PCOS affects up to 10% of women of child bearing age. It is a serious condition that leads to the production of excessive testosterone. Along with acne and excessive hair growth, this excess of testosterone leads to even more serious complications, such as cardiovascular disease, obesity and resistance to insulin. The primary symptoms of PCOS are irregular menstruation and ovulation. It also results in the production of small egg follicles in the ovaries. These are responsible for the ovaries producing excessive testosterone. Although extensive research has gone into PCOS, the cause of the disorder is still not completely understood.

Acupuncture and PCOS

Researchers at the University of Gothenburg in Sweden conducted a study to see if acupuncture or physical activity could reduce the high levels of testosterone associated with PCOS and lead to more regular menstrual cycles. Three groups of women suffering from PCOS were first given instruction on the importance of diet and exercise in controlling their condition. One group was isolated and instructed to exercise a minimum of three days a week. A second group received regular acupuncture treatments, both using traditional acupuncture needles and others that carried a weak electrical current. The third group was given the advice, but no further instructions or treatments.

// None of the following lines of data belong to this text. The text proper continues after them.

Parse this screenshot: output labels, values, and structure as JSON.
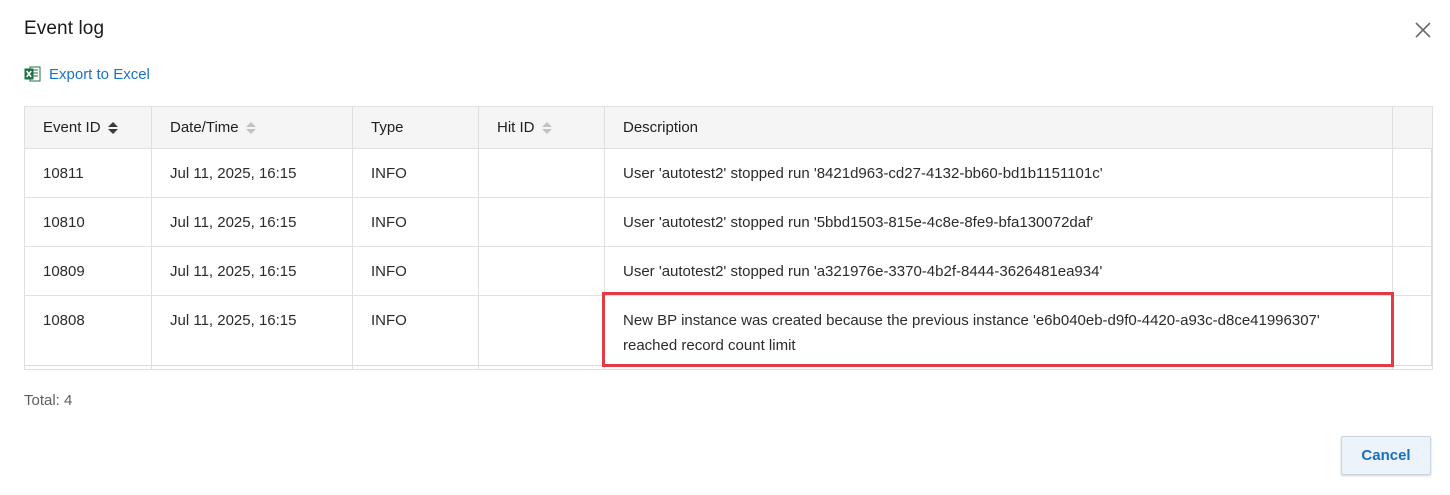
{
  "dialog": {
    "title": "Event log",
    "close_icon": "close-icon"
  },
  "toolbar": {
    "export_label": "Export to Excel",
    "export_icon": "excel-icon",
    "export_icon_color": "#1d7044"
  },
  "table": {
    "columns": [
      {
        "label": "Event ID",
        "sortable": true,
        "sort": "ascending"
      },
      {
        "label": "Date/Time",
        "sortable": true,
        "sort": "none"
      },
      {
        "label": "Type",
        "sortable": false
      },
      {
        "label": "Hit ID",
        "sortable": true,
        "sort": "none"
      },
      {
        "label": "Description",
        "sortable": false
      }
    ],
    "rows": [
      {
        "event_id": "10811",
        "datetime": "Jul 11, 2025, 16:15",
        "type": "INFO",
        "hit_id": "",
        "description": "User 'autotest2' stopped run '8421d963-cd27-4132-bb60-bd1b1151101c'"
      },
      {
        "event_id": "10810",
        "datetime": "Jul 11, 2025, 16:15",
        "type": "INFO",
        "hit_id": "",
        "description": "User 'autotest2' stopped run '5bbd1503-815e-4c8e-8fe9-bfa130072daf'"
      },
      {
        "event_id": "10809",
        "datetime": "Jul 11, 2025, 16:15",
        "type": "INFO",
        "hit_id": "",
        "description": "User 'autotest2' stopped run 'a321976e-3370-4b2f-8444-3626481ea934'"
      },
      {
        "event_id": "10808",
        "datetime": "Jul 11, 2025, 16:15",
        "type": "INFO",
        "hit_id": "",
        "description_line1": "New BP instance was created because the previous instance 'e6b040eb-d9f0-4420-a93c-d8ce41996307'",
        "description_line2": "reached record count limit"
      }
    ]
  },
  "footer": {
    "total": "Total: 4",
    "cancel_label": "Cancel"
  },
  "colors": {
    "link": "#1a73c8",
    "highlight_border": "#e23b43",
    "header_bg": "#f5f5f5",
    "cancel_text": "#1a6fc0",
    "cancel_bg": "#edf3fb"
  }
}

The study concluded that acupuncture and exercise each led to more regular menstruation, but also noted that of the three groups, those who received acupuncture treatments improved the most. Why acupuncture appears to be such an effective treatment for PCOS is still a matter of speculation. Docent Associate Professor Elisabet Stener-Victorin, the person responsible for the acupuncture and PCOS study, remarked that women who have PCOS also have "a highly active sympathetic nervous system." This is the part of the human nervous system over which we have no conscious control. She speculates that acupuncture and exercise help reduce over activity in the sympathetic nervous system and thus indirectly reduce the symptoms of PCOS.

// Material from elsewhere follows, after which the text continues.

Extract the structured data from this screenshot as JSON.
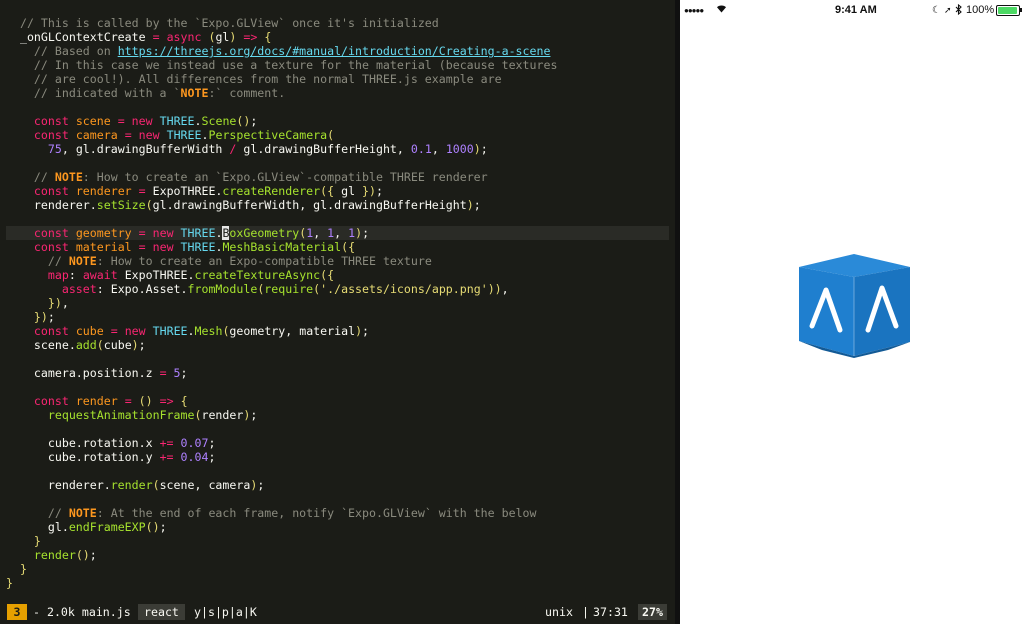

One interesting aspect of this study is that it was not administered to believers in acupuncture, reducing the possibility of the placebo effect being the underlying cause of its effectiveness.

Of course, the verdict is not in. Whether or not acupuncture was directly responsible for the effectiveness of treatment in this study is open to debate. However, the results of this study certainly indicate that acupuncture deserves a closer look.